Etwas anderes habe ich aber in den letzten Tagen auch noch erfahren: Die Corona-Situation macht viele von uns sensitiver. Noch selten zuvor habe ich mit Männern und Frauen so tiefe, persönliche und offene Gespräche geführt wie jetzt.

Jeden bewegt etwas: die Sorge um die eigenen, alten Eltern, das Bemerken des sich Fremdfühlens, das Wahrnehmen von Verunsicherung, Angst um den Arbeitsplatz, das Fehlen der Freunde.

Ich hoffe ganz fest, dass diese Kompetenz des Redens, ja des Aussprechenmüssens weiter anhält, denn sie macht uns Menschen zu wirklich echten, guten, feinfühligen Menschen.

Abstand halten

Was in den letzten Tagen so abgegangen ist, hätte ich mir nie träumen lassen. Es fühlt sich irgendwie an, als wären wir alle Charaktere in einem Stephen-King-Roman. Ich fühlte und fühle mich wie in einer Art Tunnel. Alles verändert sich grad sehr schnell, dass ich gar nicht nachkomme mit realisieren, was es für mich, für uns bedeutet.

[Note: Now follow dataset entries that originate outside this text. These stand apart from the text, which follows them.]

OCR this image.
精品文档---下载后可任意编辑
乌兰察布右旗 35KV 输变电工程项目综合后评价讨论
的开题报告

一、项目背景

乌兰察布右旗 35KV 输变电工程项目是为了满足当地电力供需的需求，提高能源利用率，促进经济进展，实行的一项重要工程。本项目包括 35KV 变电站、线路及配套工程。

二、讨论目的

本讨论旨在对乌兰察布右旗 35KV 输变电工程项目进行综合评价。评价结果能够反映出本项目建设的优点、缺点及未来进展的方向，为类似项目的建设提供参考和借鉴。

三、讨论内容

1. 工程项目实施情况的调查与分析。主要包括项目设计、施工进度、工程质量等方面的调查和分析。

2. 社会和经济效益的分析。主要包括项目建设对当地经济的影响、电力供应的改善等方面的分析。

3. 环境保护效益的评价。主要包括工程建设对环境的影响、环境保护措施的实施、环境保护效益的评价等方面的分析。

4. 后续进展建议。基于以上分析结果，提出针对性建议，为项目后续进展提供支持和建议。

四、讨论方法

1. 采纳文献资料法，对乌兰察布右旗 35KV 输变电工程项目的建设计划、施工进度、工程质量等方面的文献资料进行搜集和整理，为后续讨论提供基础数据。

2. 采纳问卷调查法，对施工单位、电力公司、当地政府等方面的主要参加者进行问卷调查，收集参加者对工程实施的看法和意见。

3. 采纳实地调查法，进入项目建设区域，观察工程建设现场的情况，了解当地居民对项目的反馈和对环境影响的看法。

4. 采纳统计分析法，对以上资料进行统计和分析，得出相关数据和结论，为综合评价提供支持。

Gestern abend dann schaffte ich es mit meinen Eltern zu telefonieren. Ich war emotional, sie gar nicht. Für sie ist das Abgeschnittensein von der Welt „da draussen“ seit vielen Monaten Realität. Durch die Gehbehinderung meines Vaters sind sie arg eingeschränkt in all ihrem Tun und bestimmt nicht die Art Rentner, die andere nerven oder in Cafés rumhängen. Mit dem Rollator kommt mein Vater da nicht mal mehr rein.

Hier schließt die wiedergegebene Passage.